I would be interested to know which policy decision classified some of the gTLDs in this list as "dehors ICANN", and which within.

But as two of the gTLDs described in RFC 1591 are currently extremely sensitive (MIL and GOV),from what I heard in the Senate hearing, perhaps its best not to ask for an answer to this until after the end of the month??

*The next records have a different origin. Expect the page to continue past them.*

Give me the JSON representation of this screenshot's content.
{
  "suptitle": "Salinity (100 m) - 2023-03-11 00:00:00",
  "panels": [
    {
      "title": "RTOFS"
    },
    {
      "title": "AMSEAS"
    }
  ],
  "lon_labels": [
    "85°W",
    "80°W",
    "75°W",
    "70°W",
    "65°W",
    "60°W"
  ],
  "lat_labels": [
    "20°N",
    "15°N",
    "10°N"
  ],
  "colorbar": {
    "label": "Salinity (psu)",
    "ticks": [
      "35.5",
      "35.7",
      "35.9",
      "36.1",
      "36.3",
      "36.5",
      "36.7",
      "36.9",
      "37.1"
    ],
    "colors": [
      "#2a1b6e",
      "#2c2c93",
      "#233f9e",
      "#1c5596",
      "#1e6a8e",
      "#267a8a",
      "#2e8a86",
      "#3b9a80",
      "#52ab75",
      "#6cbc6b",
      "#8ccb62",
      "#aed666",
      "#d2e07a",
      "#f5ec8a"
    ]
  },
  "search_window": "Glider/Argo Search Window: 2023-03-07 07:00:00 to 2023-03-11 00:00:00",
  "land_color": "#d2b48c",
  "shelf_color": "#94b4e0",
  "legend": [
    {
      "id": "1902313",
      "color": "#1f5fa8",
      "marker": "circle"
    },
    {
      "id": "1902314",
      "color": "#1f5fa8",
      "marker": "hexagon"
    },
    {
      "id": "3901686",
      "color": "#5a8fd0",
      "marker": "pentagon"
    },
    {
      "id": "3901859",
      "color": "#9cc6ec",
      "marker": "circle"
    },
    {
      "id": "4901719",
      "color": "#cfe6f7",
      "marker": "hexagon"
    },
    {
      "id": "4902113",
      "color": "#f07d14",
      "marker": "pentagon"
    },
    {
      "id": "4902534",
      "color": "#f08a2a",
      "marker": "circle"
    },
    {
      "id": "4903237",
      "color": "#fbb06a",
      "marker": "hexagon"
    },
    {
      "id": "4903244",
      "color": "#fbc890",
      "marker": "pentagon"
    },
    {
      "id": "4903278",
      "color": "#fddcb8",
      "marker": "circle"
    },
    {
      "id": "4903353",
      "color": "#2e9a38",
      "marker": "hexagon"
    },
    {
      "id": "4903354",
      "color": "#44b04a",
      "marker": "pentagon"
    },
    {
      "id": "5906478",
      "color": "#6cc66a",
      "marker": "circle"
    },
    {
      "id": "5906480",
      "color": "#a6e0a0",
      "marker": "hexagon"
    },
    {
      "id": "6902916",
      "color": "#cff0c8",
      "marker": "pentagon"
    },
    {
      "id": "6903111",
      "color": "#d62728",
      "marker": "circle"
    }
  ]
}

>    World Wide Generic Domains:
>
>    COM - This domain is intended for commercial entities, that is
>          companies.  This domain has grown very large and there is
>          concern about the administrative load and system performance if
>          the current growth pattern is continued.  Consideration is
>          being taken to subdivide the COM domain and only allow future
>          commercial registrations in the subdomains.
>
>    EDU - This domain was originally intended for all educational
>          institutions.  Many Universities, colleges, schools,
>          educational service organizations, and educational consortia
>          have registered here.  More recently a decision has been taken
>          to limit further registrations to 4 year colleges and
>          universities.  Schools and 2-year colleges will be registered
>          in the country domains (see US Domain, especially K12 and CC,
>          below).1
>
>    NET - This domain is intended to hold only the computers of network
>          providers, that is the NIC and NOC computers, the
>          administrative computers, and the network node computers.  The
>          customers of the network provider would have domain names of
>          their own (not in the NET TLD).
>
>    ORG - This domain is intended as the miscellaneous TLD for
>          organizations that didn't fit anywhere else.  Some non-
>          government organizations may fit here.
>
>    INT - This domain is for organizations established by international
>          treaties, or international databases.
>
>    United States Only Generic Domains:
>
>    GOV - This domain was originally intended for any kind of government
>          office or agency.  More recently a decision was taken to
>          register only agencies of the US Federal government in this
>          domain.  State and local agencies are registered in the 
> country
>
>
>
> Postel                                                          [Page 2]
> 

> RFC 1591      Domain Name System Structure and Delegation     March 1994
>
>
>          domains (see US Domain, below).
>
>    MIL - This domain is used by the US military.